Las Vegas Sun

April 19, 2024

At Pence rally in Carson City, mother of service member booed over Khan question

Pence

Lance Iversen / AP

Republican vice presidential candidate Gov. Mike Pence, R-Ind., addresses supporters during a campaign event in Carson City, Monday, Aug. 1, 2016.

Mike Pence — Donald Trump’s vice presidential running mate — quieted a Carson City campaign rally crowd that booed a woman Monday who had asked how he can tolerate what she said was Trump's disrespect of American servicemen.

The woman, who said her son serves in the U.S. Air Force, asked Pence during a town hall at the Carson Nugget about Trump's treatment of Khizr and Ghazala Khan, Muslims whose son, a decorated Army veteran, was killed in Iraq in 2004.

Pence asked the crowd to quiet down, then said about the questioner: "That's what freedom looks like.

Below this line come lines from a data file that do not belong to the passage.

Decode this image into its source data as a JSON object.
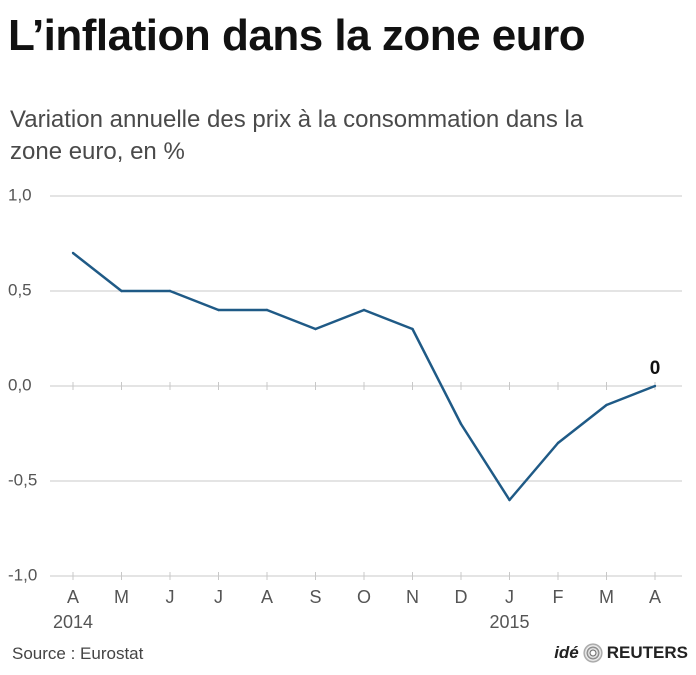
{
  "title": "L’inflation dans la zone euro",
  "subtitle": "Variation annuelle des prix à la consommation dans la zone euro, en %",
  "source": "Source : Eurostat",
  "brand": {
    "ide": "idé",
    "reuters": "REUTERS"
  },
  "colors": {
    "line": "#1f5a86",
    "grid": "#c8c8c8",
    "axis_text": "#555555"
  },
  "chart_data": {
    "type": "line",
    "categories": [
      "A",
      "M",
      "J",
      "J",
      "A",
      "S",
      "O",
      "N",
      "D",
      "J",
      "F",
      "M",
      "A"
    ],
    "year_labels": [
      {
        "index": 0,
        "label": "2014"
      },
      {
        "index": 9,
        "label": "2015"
      }
    ],
    "values": [
      0.7,
      0.5,
      0.5,
      0.4,
      0.4,
      0.3,
      0.4,
      0.3,
      -0.2,
      -0.6,
      -0.3,
      -0.1,
      0.0
    ],
    "yticks": [
      "1,0",
      "0,5",
      "0,0",
      "-0,5",
      "-1,0"
    ],
    "ytick_values": [
      1.0,
      0.5,
      0.0,
      -0.5,
      -1.0
    ],
    "ylim": [
      -1.0,
      1.0
    ],
    "grid": true,
    "last_label": "0",
    "title": "L’inflation dans la zone euro",
    "xlabel": "",
    "ylabel": ""
  }
}
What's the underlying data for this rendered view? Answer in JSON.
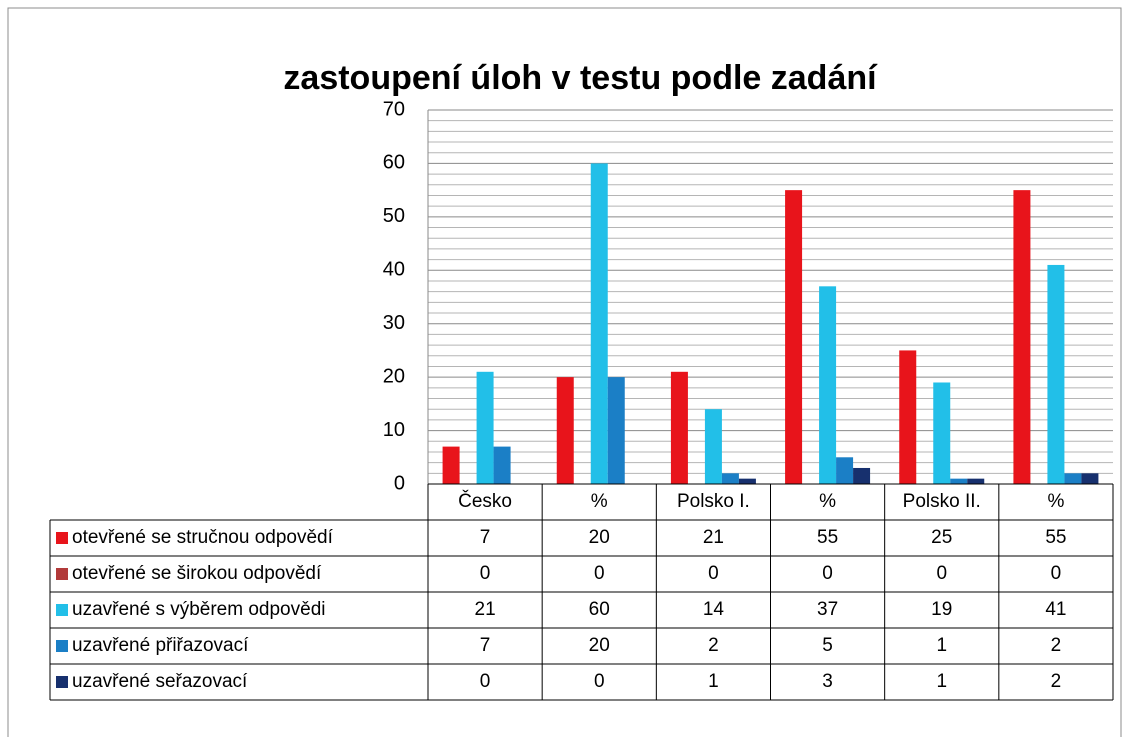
{
  "chart_data": {
    "type": "bar",
    "title": "zastoupení úloh v testu podle zadání",
    "categories": [
      "Česko",
      "%",
      "Polsko I.",
      "%",
      "Polsko II.",
      "%"
    ],
    "series": [
      {
        "name": "otevřené se stručnou odpovědí",
        "color": "#e8141b",
        "values": [
          7,
          20,
          21,
          55,
          25,
          55
        ]
      },
      {
        "name": "otevřené se širokou odpovědí",
        "color": "#b23a3a",
        "values": [
          0,
          0,
          0,
          0,
          0,
          0
        ]
      },
      {
        "name": "uzavřené s výběrem odpovědi",
        "color": "#22bfe8",
        "values": [
          21,
          60,
          14,
          37,
          19,
          41
        ]
      },
      {
        "name": "uzavřené přiřazovací",
        "color": "#1b7fc6",
        "values": [
          7,
          20,
          2,
          5,
          1,
          2
        ]
      },
      {
        "name": "uzavřené seřazovací",
        "color": "#17306e",
        "values": [
          0,
          0,
          1,
          3,
          1,
          2
        ]
      }
    ],
    "ylim": [
      0,
      70
    ],
    "yticks": [
      0,
      10,
      20,
      30,
      40,
      50,
      60,
      70
    ],
    "minor_yticks": [
      2,
      4,
      6,
      8,
      12,
      14,
      16,
      18,
      22,
      24,
      26,
      28,
      32,
      34,
      36,
      38,
      42,
      44,
      46,
      48,
      52,
      54,
      56,
      58,
      62,
      64,
      66,
      68
    ],
    "grid": true,
    "data_table": true
  }
}
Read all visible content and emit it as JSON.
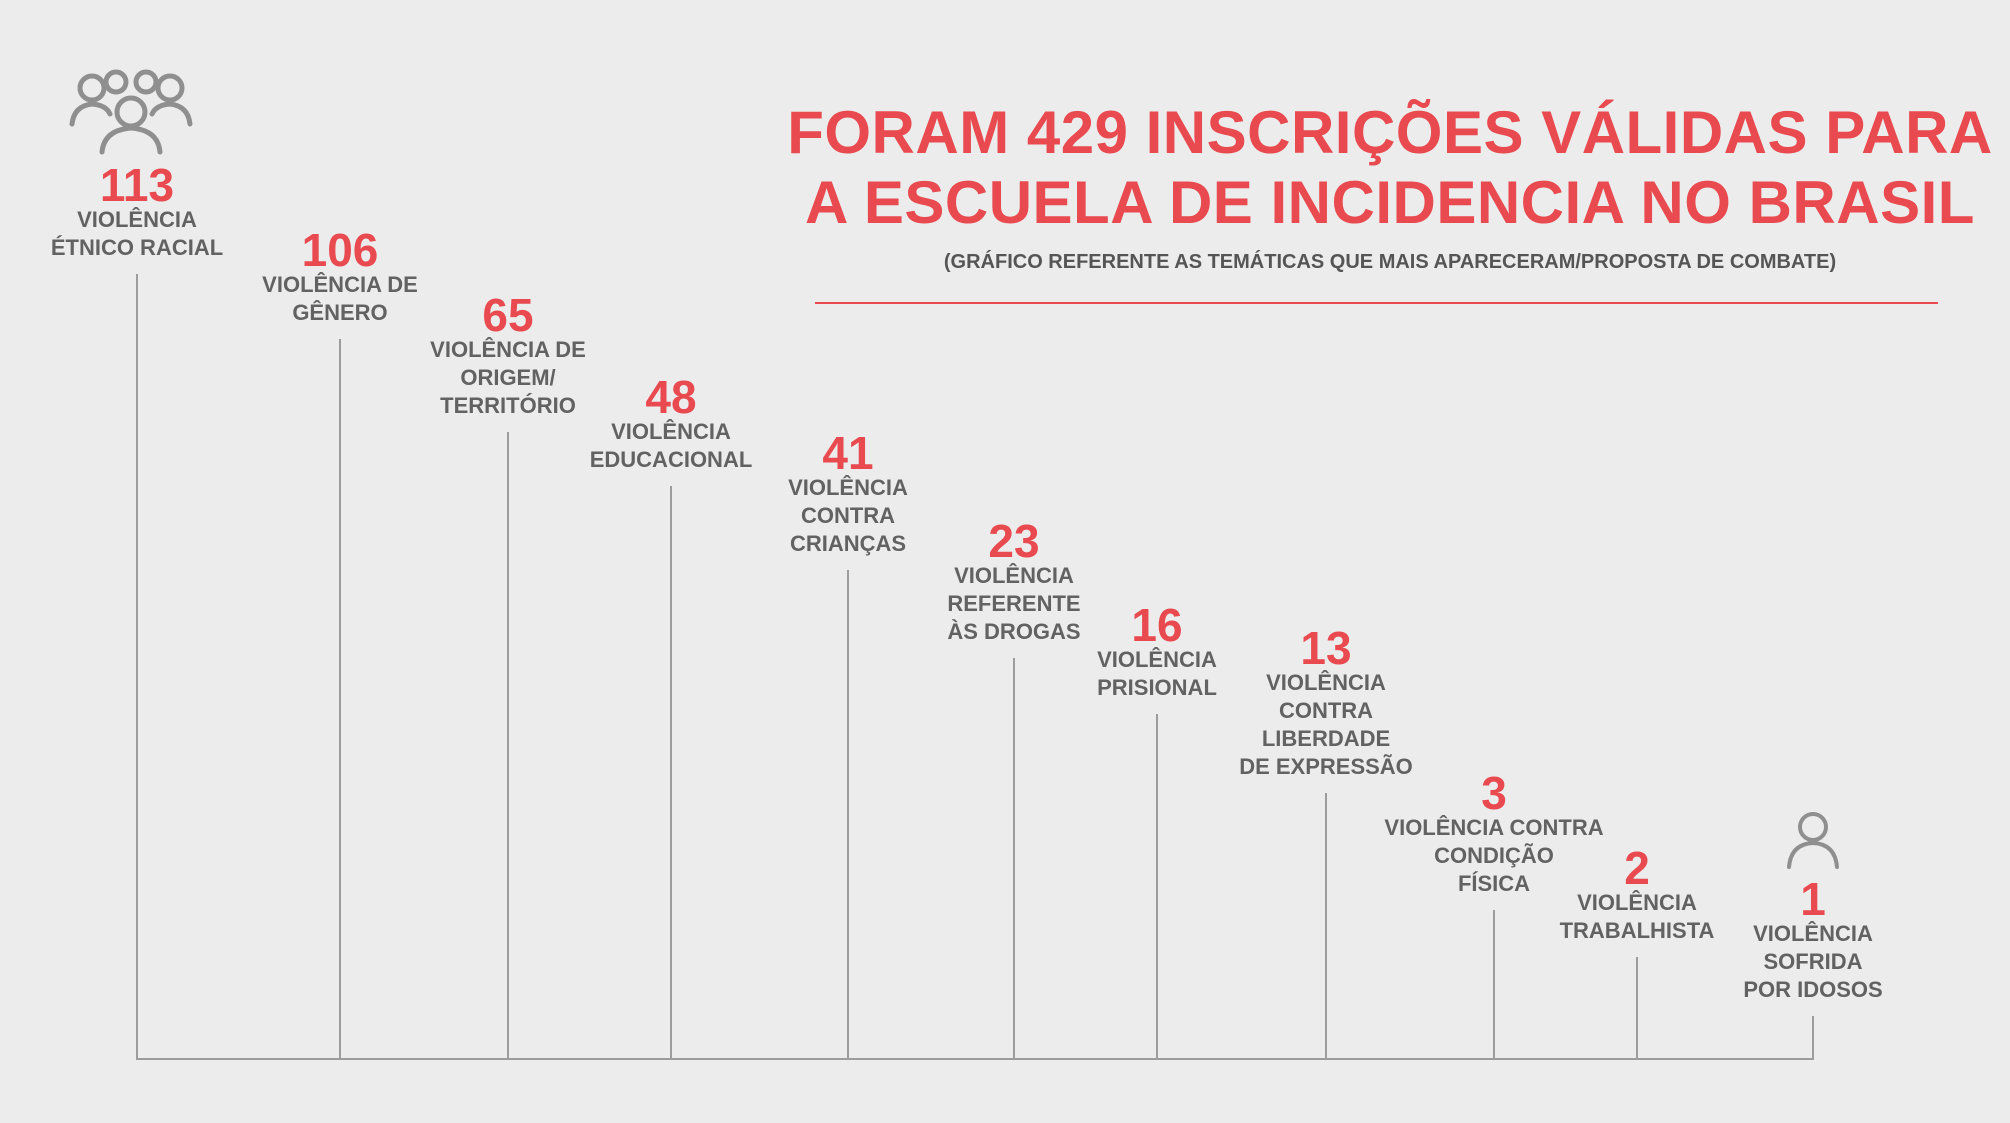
{
  "title_line1": "FORAM 429 INSCRIÇÕES VÁLIDAS PARA",
  "title_line2": "A ESCUELA DE INCIDENCIA NO BRASIL",
  "subtitle": "(GRÁFICO REFERENTE AS TEMÁTICAS QUE MAIS APARECERAM/PROPOSTA DE COMBATE)",
  "colors": {
    "accent": "#e84a4f",
    "label": "#626262",
    "line": "#9c9c9c",
    "background": "#ececec",
    "icon": "#8f8f8f"
  },
  "icons": {
    "group": "people-group-icon",
    "single": "person-icon"
  },
  "chart_data": {
    "type": "bar",
    "title": "FORAM 429 INSCRIÇÕES VÁLIDAS PARA A ESCUELA DE INCIDENCIA NO BRASIL",
    "subtitle": "(GRÁFICO REFERENTE AS TEMÁTICAS QUE MAIS APARECERAM/PROPOSTA DE COMBATE)",
    "categories": [
      "VIOLÊNCIA\nÉTNICO RACIAL",
      "VIOLÊNCIA DE\nGÊNERO",
      "VIOLÊNCIA DE\nORIGEM/\nTERRITÓRIO",
      "VIOLÊNCIA\nEDUCACIONAL",
      "VIOLÊNCIA\nCONTRA\nCRIANÇAS",
      "VIOLÊNCIA\nREFERENTE\nÀS DROGAS",
      "VIOLÊNCIA\nPRISIONAL",
      "VIOLÊNCIA\nCONTRA\nLIBERDADE\nDE EXPRESSÃO",
      "VIOLÊNCIA CONTRA\nCONDIÇÃO\nFÍSICA",
      "VIOLÊNCIA\nTRABALHISTA",
      "VIOLÊNCIA\nSOFRIDA\nPOR IDOSOS"
    ],
    "values": [
      113,
      106,
      65,
      48,
      41,
      23,
      16,
      13,
      3,
      2,
      1
    ],
    "value_labels": [
      "113",
      "106",
      "65",
      "48",
      "41",
      "23",
      "16",
      "13",
      "3",
      "2",
      "1"
    ],
    "xlabel": "",
    "ylabel": "",
    "grid": false,
    "legend": "none"
  }
}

That's what freedom sounds like."

He continued: "Capt. Kahn is an American hero. We honor him and his family ... we cherish his family."

Pence added that he's never spent time around someone who is "more devoted" to military and veterans than Trump.

Pence also said Monday that the first item of business for the Trump administration would be to install new leadership at the Department of Veterans Affairs.

In the Indiana governor's first campaign stop in Nevada, the crowd of about 400 heard him say that Trump, if elected, would repeal Obamacare and send the money back to the states to decide how to best take care of the public's medical and insurance needs.

The crowd, a good part of them seniors, asked him about Medicare and rising health insurance costs.

He said a Trump administration would “keep the promise to Social Security and Medicare.”

Pence said a revived economy under Trump would provide more revenue for these programs.

At one point when Pence criticized Democratic nominee Hillary Clinton on her foreign policy, the crowd booed and yelled “Lock her up,” referring to the email controversy.

He told those assembled that despite the Democrats and the media, Trump “is still standing tall.”

An effort by media to talk to Pence after his speech was blocked by a Pence media executive. There was no chance to ask him where he stood on Nevada accepting high-level nuclear waste at Yucca Mountain.

Pence spent 12 years in Congress before being elected governor of Indiana.

He made an appearance later in Reno.

The Associated Press contributed to this report.